Every true film buff has gorged themselves on the tasty offerings of John Carpenter at some point in their viewing history. It's true that the quality of his work over the years has gone from so so to just plain shitty, but when he hits that cinematic sweet spot, you're in for a treat. 2001's "Ghosts of Mars" doesn't quite hit the spot, but it does tickle it a bit with a nice cup of Carpenter jambalaya chock full "o" little reminders of why we ever loved the guy in the first place. You see, watching Carpenter films is kind of like eating pizza. Even when it's bad, it's still pretty good.
At some point in the future, the red planet is terraformed, colonized, and governed by a matriarchal society. Women may be from venus, but they rule the men on Mars. The story is basically told through the flashbacks of Melanie Ballard (Natasha Henstridge). She's a smoking hot, leather clad, pill popping space cop whose mission was to bring outlaw James "Desolation" Williams (Ice Cube) to justice for the murder and decapitation of several miners. She came back to town alone, unconscious, and handcuffed inside a train running on auto pilot. So what the hell happened to her and her crew? Nothing good if you know John Carpenter.

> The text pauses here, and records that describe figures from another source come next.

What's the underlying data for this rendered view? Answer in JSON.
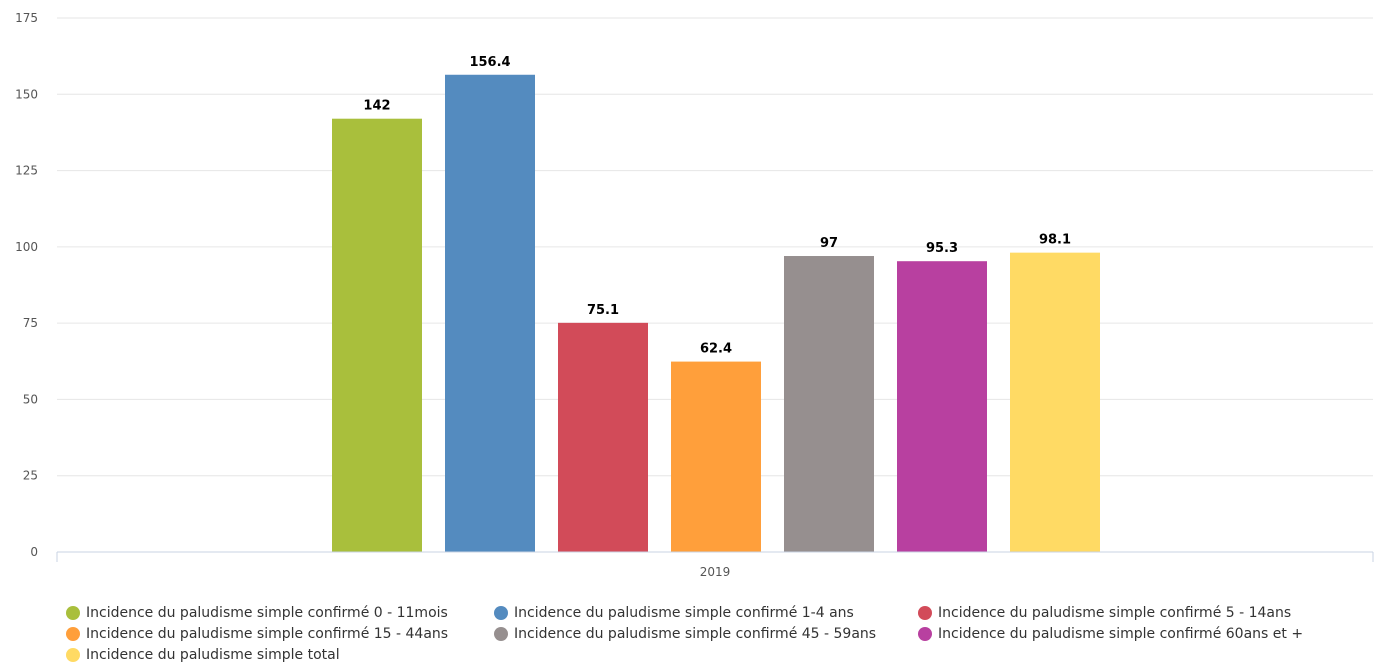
{
  "chart_data": {
    "type": "bar",
    "categories": [
      "2019"
    ],
    "ylim": [
      0,
      175
    ],
    "yticks": [
      0,
      25,
      50,
      75,
      100,
      125,
      150,
      175
    ],
    "grid": true,
    "legend_position": "bottom",
    "series": [
      {
        "name": "Incidence du paludisme simple confirmé 0 - 11mois",
        "value": 142,
        "label": "142",
        "color": "#A9BF3C"
      },
      {
        "name": "Incidence du paludisme simple confirmé 1-4 ans",
        "value": 156.4,
        "label": "156.4",
        "color": "#548BBF"
      },
      {
        "name": "Incidence du paludisme simple confirmé 5 - 14ans",
        "value": 75.1,
        "label": "75.1",
        "color": "#D24B59"
      },
      {
        "name": "Incidence du paludisme simple confirmé 15 - 44ans",
        "value": 62.4,
        "label": "62.4",
        "color": "#FF9F3B"
      },
      {
        "name": "Incidence du paludisme simple confirmé 45 - 59ans",
        "value": 97,
        "label": "97",
        "color": "#968F8F"
      },
      {
        "name": "Incidence du paludisme simple confirmé 60ans et +",
        "value": 95.3,
        "label": "95.3",
        "color": "#B840A0"
      },
      {
        "name": "Incidence du paludisme simple total",
        "value": 98.1,
        "label": "98.1",
        "color": "#FFDA64"
      }
    ]
  }
}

Desolation Williams is supposed to have been caught and jailed in the remote mining outpost of Shining Canyon, but when Ballard and her crew arrive, they quickly realize that strange things are afoot. The place is dead, Williams is indeed in jail, but there are many other shredded corpses scattered throughout the town. So if he was in jail, who was dicing up the miners? It seems that while digging, the hapless workers accidentally released the "ghosts" of the title. Once freed, these ghosts possess the majority of the town and cause them to self mutilate and destroy anything and everything. A nice little booby trap from an extinct alien society to keep any other species from ruling Mars.
Cube knows how to survive in South Central Mars
The plot really doesn't matter at all because this is a total b-movie experience. What does matter is that anyone possessed dresses up like a heavy metal reject complete with unique body piercings and funky tattoos. Even the evil leader of the metal horde resembles somebody who has taken their love for Marilyn Manson a little too far. This doesn't sit well with Ice-Cube and his South Central upbringing and the stage is set for a rap vs. metal showdown.
The criminals and the cops must barricade themselves in the police station and work together if they are to survive the imminent attack. Carpenter vets should instantly recognize a little "Assault on Precinct 13" at this point.
Rumor has it that this guy played Paul in The Wonder Years
Honestly, this is not even a fraction as good as some of his past works, but I still find a lot to like about the film. Henstridge is solid as the hero, and is supported by some decent talent like Jason Statham (has the ability to make any movie line sound cool), Pam Grier (tragically underused), and that one guy that's in other stuff but you don't know his name. How could you have a Carpenter movie without his signature repetitive musical score? You can't because it would suck, so of course we get that here in full force! Most of John's staples are present, and I think I love the fact that he blends so many genres together for this one. It's a western.......no wait.....it's sci fi.....no wait.....it's horror. Actually it's all of those, but mostly it's an excuse for Ice Cube to shoot white people. Check it out, it's straight out of Compton G!